Sabtu, 23 Jun 2018
radarbromo
icon-featured
Probolinggo

Jamaah Thoriqoh Shiddiqiyyah Laporkan Warga Gili, Ini Alasannya

Selasa, 13 Mar 2018 02:00 | editor : Radfan Faisal

jamaah, thoriqoh, shiddiqiyyah, laporkan, laporan, ujaran kebencian, pencemaran nama baik, ajaran menyimpang

LAPORAN: Belasan jamaah Thoriqoh Shiddiqiyyah saat membuat laporan di SPKT Polres Probolinggo Kota. (Mukhamad Rosyidi/Radar Bromo)

SUMBERASIH - Jamaah Thoriqoh Shiddiqiyyah resmi melaporkan lima warga Desa Gili Ketapang, Kecamatan Sumberasih, Kabupaten Probolinggo, Senin (12/3). Dalam laporannya, kelima orang yang dilaporkan itu, dituding menjadi dalang dari penolakan warga terhadap kegiatan jamaah Thoriqoh.

Jamaah Thoriqoh yang berjumlah belasan orang mendatangi Mapolres Probolinggo Kota sekitar pukul 12.30. Mereka langsung masuk ke ruang Sentra Pelayanan Kepolisian Terpadu (SPKT). Dalam laporan tersebut, mereka didampingi pengacara jamaah, yakni Mulyono.

Sesaat setelah membuat laporan, Mulyono mengatakan, ada lima orang yang dilaporkan. Lima orang itu yakni Ustad Syaifuddin, Ustad Laili Hasan (Ketua Ranting Ansor Gili), Sohibuddin (Ketua Ranting NU Gili), KH Ahmad Khoiron, dan juga KH Husni Mananda (Pengurus Ranting NU Gili).

“Jadi, yang kami laporkan ini adalah dalangnya.
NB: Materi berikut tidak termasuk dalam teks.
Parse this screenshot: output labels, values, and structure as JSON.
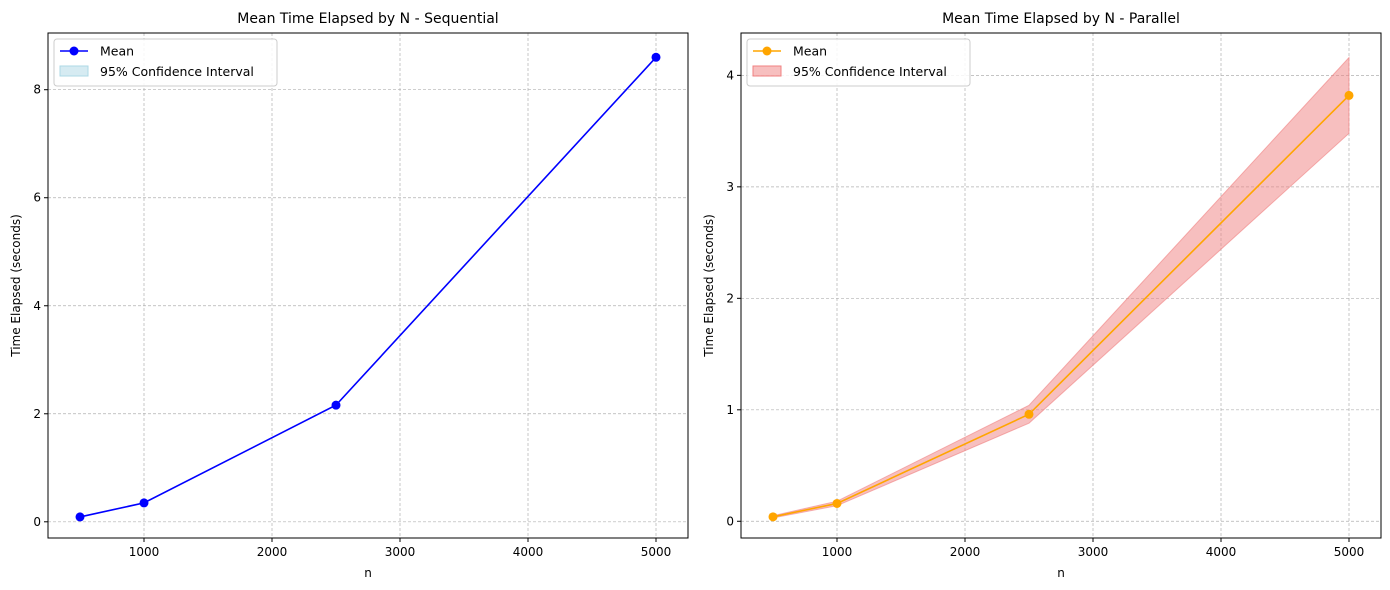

Karena mereka, kegiatan kami di Gili tidak terlaksana,” ungkapnya. Ia menjelaskan, ada dua hal yang dilaporkan. Pertama, terkait laporan ujaran kebencian. Kedua, tentang pencemaran nama baik.

“Untuk pencemaran nama baik itu, karena kami dianggap meresahkan warga dan juga mengatakan bahwa kiblat dari Shiddiqiyyah ini ada dimana-mana. Sedangkan untuk ujaran kebencian, mereka mengatakan bahwa kami bukan Islam." terangnya.

Ia kembali menjawab tudingan soal Salat Duhur saat hari Jumat. Menurutnya, yang diamalkan Thoriqoh-nya, sesuai dengan Alquran dan Hadis. “Sebagai orang Islam kan diwajibkan salat lima waktu dan juga diwajibkan Salat Jumat. Jadi, dimana salahnya? Selain itu, kami di Gili belum melakukan kegiatan sama sekali dan tidak menyebarkan ajaran. Untuk yang ngomong kami menjalankan kegiatan di puskesmas itu buktinya mana?” ungkapnya.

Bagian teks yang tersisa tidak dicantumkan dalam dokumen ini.